Journal de l'année Édition 2001 2001Éd. 2001

Victime de son opposition déclarée à la guerre de Tchétchénie, le réformateur Grigori Iavlinski, leader de Iabloko, paie son rejet courageux de l'« establishment » politique russe d'une décevante troisième place, avec 5,6 % des voix, juste devant le communiste dissident et allié officieux du président par intérim Aman Touleïev (4,6 %), les autres candidats se partageant les miettes. Au lendemain de cette victoire électorale dénuée de passion, qui doit sans doute plus au fatalisme des électeurs qu'à leur enthousiasme, le « deuxième président » de Russie prononcera un discours à la hauteur de son programme, brillant par l'absence de propositions concrètes pour régler les problèmes d'un pays dont une grande partie de la population vit au-dessous du seuil de pauvreté. Renvoyant l'annonce de ce programme et la nomination d'un nouveau gouvernement au lendemain de son investiture solennelle, début mai, Poutine déclarera que les Russes, qui ne l'ont d'ailleurs pas élu sur de vaines promesses électorales, ne devaient « pas s'attendre à des miracles » de sa part. Une mise au point qui a au moins le mérite de l'honnêteté, qualité qu'il prétend cultiver et qui lui a valu les faveurs de l'électorat, autant sans doute que son patriotisme affiché au service d'une Russie dont il affirme vouloir restaurer le statut de grande puissance après l'humiliation infligée par l'OTAN durant la guerre du Kosovo.

Encore faut-il que le nouveau président russe puisse, ou veuille, s'émanciper de la tutelle pesante du clan eltsinien et des puissants oligarques qui ont permis sa fulgurante promotion jusqu'aux plus hautes sphères du pouvoir en utilisant des procédés d'une loyauté sujette à caution et qui espèrent continuer à tirer les ficelles de leur « matriochka ».

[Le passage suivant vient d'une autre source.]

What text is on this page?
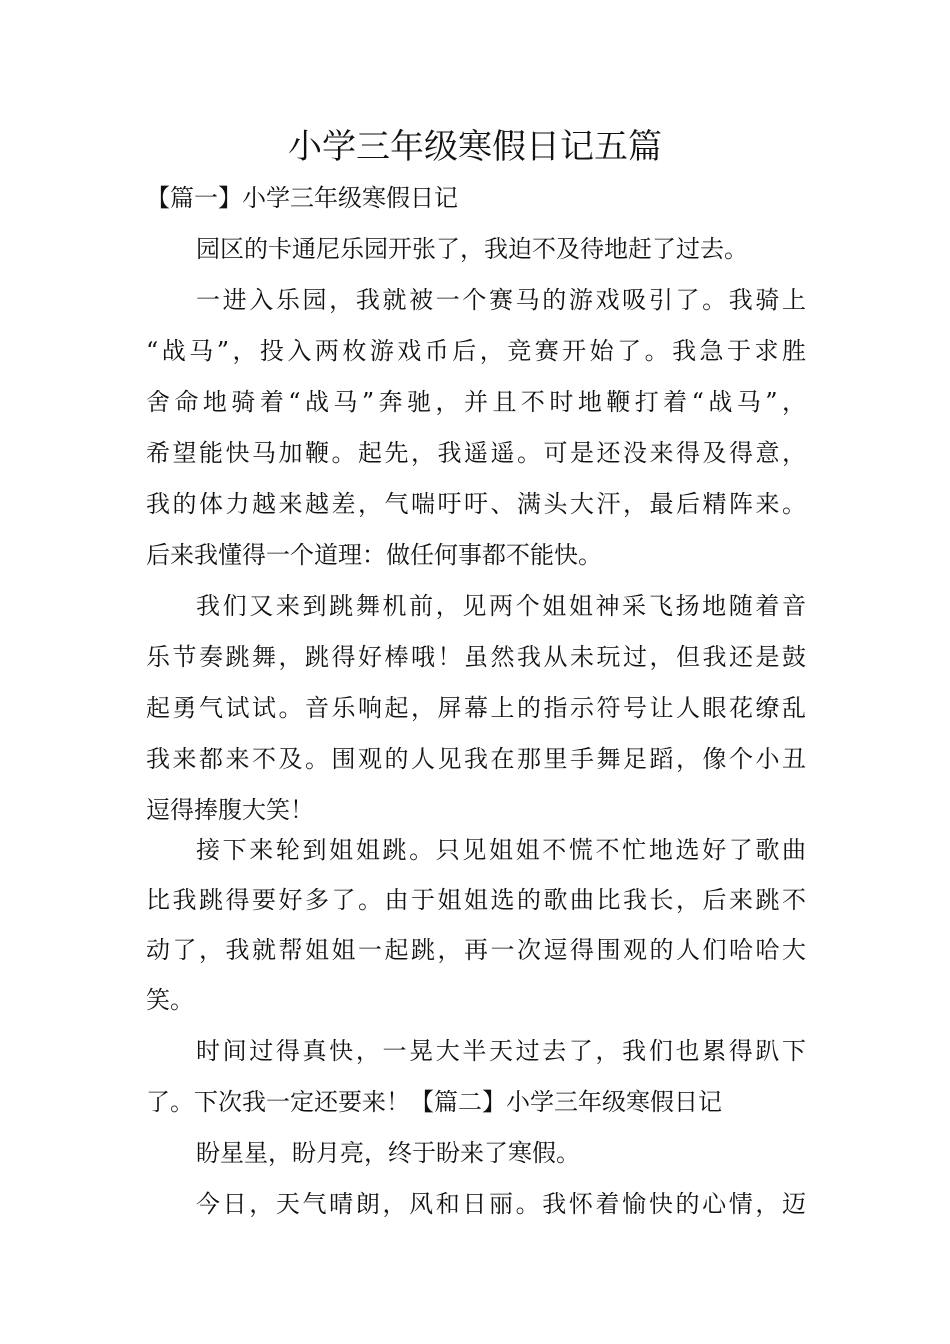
小学三年级寒假日记五篇
【篇一】小学三年级寒假日记
园区的卡通尼乐园开张了，我迫不及待地赶了过去。
一进入乐园，我就被一个赛马的游戏吸引了。我骑上
“战马”，投入两枚游戏币后，竞赛开始了。我急于求胜
舍命地骑着“战马”奔驰，并且不时地鞭打着“战马”，
希望能快马加鞭。起先，我遥遥。可是还没来得及得意，
我的体力越来越差，气喘吁吁、满头大汗，最后精阵来。
后来我懂得一个道理：做任何事都不能快。
我们又来到跳舞机前，见两个姐姐神采飞扬地随着音
乐节奏跳舞，跳得好棒哦！虽然我从未玩过，但我还是鼓
起勇气试试。音乐响起，屏幕上的指示符号让人眼花缭乱
我来都来不及。围观的人见我在那里手舞足蹈，像个小丑
逗得捧腹大笑！
接下来轮到姐姐跳。只见姐姐不慌不忙地选好了歌曲
比我跳得要好多了。由于姐姐选的歌曲比我长，后来跳不
动了，我就帮姐姐一起跳，再一次逗得围观的人们哈哈大
笑。
时间过得真快，一晃大半天过去了，我们也累得趴下
了。下次我一定还要来！【篇二】小学三年级寒假日记
盼星星，盼月亮，终于盼来了寒假。
今日，天气晴朗，风和日丽。我怀着愉快的心情，迈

Rien ne dit que M. Poutine, dont le premier décret de président par intérim a été d'accorder l'immunité à son mentor Eltsine, pour congédier il est vrai un peu plus tard au Kremlin sa fille et éminence grise Tatiana Diatchenko, saura se soustraire à l'emprise de ces derniers et engager la lutte annoncée contre la corruption qui gangrène l'économie et le pouvoir russes, et à celle des militaires, qui l'estiment redevable pour une victoire électorale tributaire de la guerre de Tchétchénie. Si son parcoure politique a montré qu'il ne manquait pas d'ambition, Vladimir Poutine doit encore prouver, au peuple russe comme aux Occidentaux qui en attendent en priorité le règlement pacifique du conflit tchétchène, qu'il est assez velléitaire pour ne pas se laisser manœuvrer par ceux qui ont pavé la route de son succès.

Gari Ulubeyan

Du KGB au Kremlin

Rien ne prédisposait Poutine, issu d'un milieu modeste, à présider à quarante-sept ans aux destinées de la Russie, sinon peut-être un grand-père, cuisinier de Lénine et de Staline, qui l'initia aux sombres cuisines du Kremlin, et une ambition dévorante, servie par une volonté de fer, qu'il met au service de sa patrie, alors soviétique. Adolescent, le jeune homme à la faible constitution compensée par la pratique des arts martiaux rêvait de rejoindre le KGB, qu'il intégrera après des études de droit. Abandonnant ses activités de conte-espionnage en Allemagne en 1991, il devient l'éminence grise de son ancien professeur, le maire réformateur de Saint-Pétersbourg Anatoly Sobtchak (décédé en janvier 2000), jusqu'à la disgrâce électorale de celui-ci, aggravée par des démêlés judiciaires. En 1996, Eltsine l'appelle à Moscou dans l'administration présidentielle, le sortant de l'anonymat en août 1999 pour le nommer Premier ministre, alors que le Daguestan est déstabilisé par une rébellion venue de Tchétchénie. Dès lors, Poutine se consacre à l'anéantissement des rebelles islamistes du Daguestan, puis des « bandits tchétchènes », après les attentats meurtriers de septembre à Moscou et ailleurs, hâtivement attribués aux Tchétchènes mais jetant la suspicion sur d'occultes commanditaires au Kremlin même. Le coup d'envoi est donné à une guerre de reconquête meurtrière de la Tchétchénie qui vaudra une popularité durable à Poutine malgré les milliers de morts de part et d'autre. Incarnant la force et l'ordre, issu de l'appareil soviétique sans en porter l'idéologie, contrairement à Eltsine, qui est un communiste repenti, Poutine, président atypique, ouvre bien un nouveau chapitre de l'histoire russe.